Homeostatic proliferation of B cells.

Naïve B cells introduced into a lymphopenic host undergo antigen-independent proliferation which is inhibited in a cell dose dependent manner by feedback from mature B cells. Homeostatic proliferation is a generalized lymphocyte property with B cells sharing many of the inductive and regulatory characteristics established for naïve and memory CD4+ and CD8+ T cells and NK cells. In this communication we discuss the cytokine requirements for B cell HP, extend the murine studies to human cells, and propose the hypothesis that B cell HP may provide an antigen-independent mechanism for maintaining B cell memory.

Naive B lymphocytes undergo homeostatic proliferation in response to B cell deficit.
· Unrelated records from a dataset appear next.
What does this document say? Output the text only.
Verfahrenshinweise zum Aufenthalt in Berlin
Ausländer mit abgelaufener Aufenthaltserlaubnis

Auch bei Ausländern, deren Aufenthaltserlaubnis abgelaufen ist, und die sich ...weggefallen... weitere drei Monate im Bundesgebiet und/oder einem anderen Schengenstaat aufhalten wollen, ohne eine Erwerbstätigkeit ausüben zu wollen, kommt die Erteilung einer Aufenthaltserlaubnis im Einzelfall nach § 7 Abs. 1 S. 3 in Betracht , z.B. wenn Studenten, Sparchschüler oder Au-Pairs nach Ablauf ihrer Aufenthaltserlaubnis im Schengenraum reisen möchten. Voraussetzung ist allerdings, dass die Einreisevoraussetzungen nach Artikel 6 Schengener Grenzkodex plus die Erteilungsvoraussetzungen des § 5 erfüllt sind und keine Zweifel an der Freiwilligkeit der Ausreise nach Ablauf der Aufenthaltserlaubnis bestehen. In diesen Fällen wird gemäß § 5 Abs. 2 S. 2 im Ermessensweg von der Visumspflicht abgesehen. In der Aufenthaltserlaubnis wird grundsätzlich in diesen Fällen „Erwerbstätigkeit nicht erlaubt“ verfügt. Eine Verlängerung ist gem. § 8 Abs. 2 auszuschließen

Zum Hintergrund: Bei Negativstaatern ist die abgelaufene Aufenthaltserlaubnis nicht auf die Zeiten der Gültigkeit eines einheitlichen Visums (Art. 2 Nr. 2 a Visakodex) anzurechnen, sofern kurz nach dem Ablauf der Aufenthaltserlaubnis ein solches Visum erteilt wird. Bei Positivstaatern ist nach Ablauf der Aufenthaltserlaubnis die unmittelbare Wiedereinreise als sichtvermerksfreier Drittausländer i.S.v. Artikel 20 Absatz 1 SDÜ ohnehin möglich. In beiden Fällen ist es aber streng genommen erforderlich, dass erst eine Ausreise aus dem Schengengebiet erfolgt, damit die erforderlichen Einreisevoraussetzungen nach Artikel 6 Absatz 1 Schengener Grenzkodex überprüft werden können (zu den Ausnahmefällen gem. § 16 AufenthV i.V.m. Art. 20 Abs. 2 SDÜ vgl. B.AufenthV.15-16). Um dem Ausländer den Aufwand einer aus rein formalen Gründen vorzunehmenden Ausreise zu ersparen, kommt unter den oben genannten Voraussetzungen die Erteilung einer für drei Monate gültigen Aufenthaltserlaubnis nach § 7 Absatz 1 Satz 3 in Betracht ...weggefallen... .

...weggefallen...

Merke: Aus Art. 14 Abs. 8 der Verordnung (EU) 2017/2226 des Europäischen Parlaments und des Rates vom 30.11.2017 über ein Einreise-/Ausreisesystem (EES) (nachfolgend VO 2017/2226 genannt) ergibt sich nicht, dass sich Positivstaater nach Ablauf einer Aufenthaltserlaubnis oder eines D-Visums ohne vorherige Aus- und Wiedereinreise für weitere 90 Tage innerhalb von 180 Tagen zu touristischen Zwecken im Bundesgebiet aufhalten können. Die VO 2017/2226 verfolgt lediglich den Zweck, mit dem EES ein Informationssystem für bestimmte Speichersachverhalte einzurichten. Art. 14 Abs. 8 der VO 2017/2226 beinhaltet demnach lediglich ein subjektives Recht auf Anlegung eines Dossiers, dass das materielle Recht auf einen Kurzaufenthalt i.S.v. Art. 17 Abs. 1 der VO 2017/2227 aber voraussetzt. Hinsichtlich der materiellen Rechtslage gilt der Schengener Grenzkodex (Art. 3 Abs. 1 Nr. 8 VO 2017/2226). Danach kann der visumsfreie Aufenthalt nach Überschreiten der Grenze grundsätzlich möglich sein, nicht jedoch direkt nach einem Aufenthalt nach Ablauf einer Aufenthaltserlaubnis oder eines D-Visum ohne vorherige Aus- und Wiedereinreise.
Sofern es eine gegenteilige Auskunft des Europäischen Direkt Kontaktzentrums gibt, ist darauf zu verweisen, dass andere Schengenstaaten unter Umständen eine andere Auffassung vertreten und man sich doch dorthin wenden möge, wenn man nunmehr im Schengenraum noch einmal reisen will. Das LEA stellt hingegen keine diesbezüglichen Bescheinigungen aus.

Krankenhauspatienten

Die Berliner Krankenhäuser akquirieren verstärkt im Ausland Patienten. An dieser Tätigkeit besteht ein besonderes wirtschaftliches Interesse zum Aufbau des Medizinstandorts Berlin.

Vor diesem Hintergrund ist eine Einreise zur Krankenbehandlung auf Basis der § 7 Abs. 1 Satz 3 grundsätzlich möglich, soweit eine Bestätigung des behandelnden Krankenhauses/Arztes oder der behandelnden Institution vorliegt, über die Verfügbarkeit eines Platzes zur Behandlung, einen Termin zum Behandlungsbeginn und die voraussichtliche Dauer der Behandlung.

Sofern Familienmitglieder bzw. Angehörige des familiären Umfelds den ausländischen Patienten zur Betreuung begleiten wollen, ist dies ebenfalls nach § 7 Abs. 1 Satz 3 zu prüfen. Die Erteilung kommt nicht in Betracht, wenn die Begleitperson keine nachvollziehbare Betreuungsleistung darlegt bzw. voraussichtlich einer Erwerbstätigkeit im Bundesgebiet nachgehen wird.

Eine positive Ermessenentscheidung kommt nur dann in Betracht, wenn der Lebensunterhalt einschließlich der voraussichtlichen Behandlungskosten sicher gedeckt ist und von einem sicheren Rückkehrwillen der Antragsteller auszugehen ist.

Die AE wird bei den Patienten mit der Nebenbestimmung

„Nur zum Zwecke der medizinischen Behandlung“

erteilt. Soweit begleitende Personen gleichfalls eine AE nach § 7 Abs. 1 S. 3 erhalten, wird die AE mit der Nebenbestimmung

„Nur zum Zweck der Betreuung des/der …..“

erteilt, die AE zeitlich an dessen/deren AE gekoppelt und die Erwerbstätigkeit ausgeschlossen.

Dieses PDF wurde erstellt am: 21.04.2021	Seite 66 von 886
Naive peripheral B cells are maintained in sufficient numbers and diversity to mount effective immune responses against infectious agents. However, the size and repertoire of this B cell pool is constantly diminished by normal cell turnover and Ag activation. Homeostatic (Ag-independent) proliferation in response to B cell depletion is one mechanism to compensate for this cell loss. We have used purified CFSE-labeled B cells and an adoptive transfer model system to show that immature and mature B cells divide in a variety of B cell-deficient (scid, xid, IL-7(-/-), and sublethally irradiated) hosts. Homeostatic B cell proliferation is T cell independent, and B cells that have replicated by this mechanism retain the antigenic phenotype of naive B cells. Replication is significantly reduced in B cell-sufficient normal or B cell-reconstituted immunodeficient recipients by the action of competing mature follicular B cells. Using xid mice and transcription factor knockouts, we show that the activation signal(s) that lead to homeostatic B cell proliferation require Bruton's tyrosine kinase; however, c-Rel, a Bruton's tyrosine kinase-induced NF-kappaB/Rel transcription factor critical for Ag and mitogen stimulation, is dispensable, indicating the uniqueness of this activation pathway. Survival and replication signals can also be separated, because the transcription factor p50 (NF-kappaB1), which is required for the survival of peripheral B cells, is not necessary for homeostatic replication. Homeostatic B cell proliferation provides an Ag-independent mechanism for the maintenance and expansion of naive B cells selected into the mature B cell pool.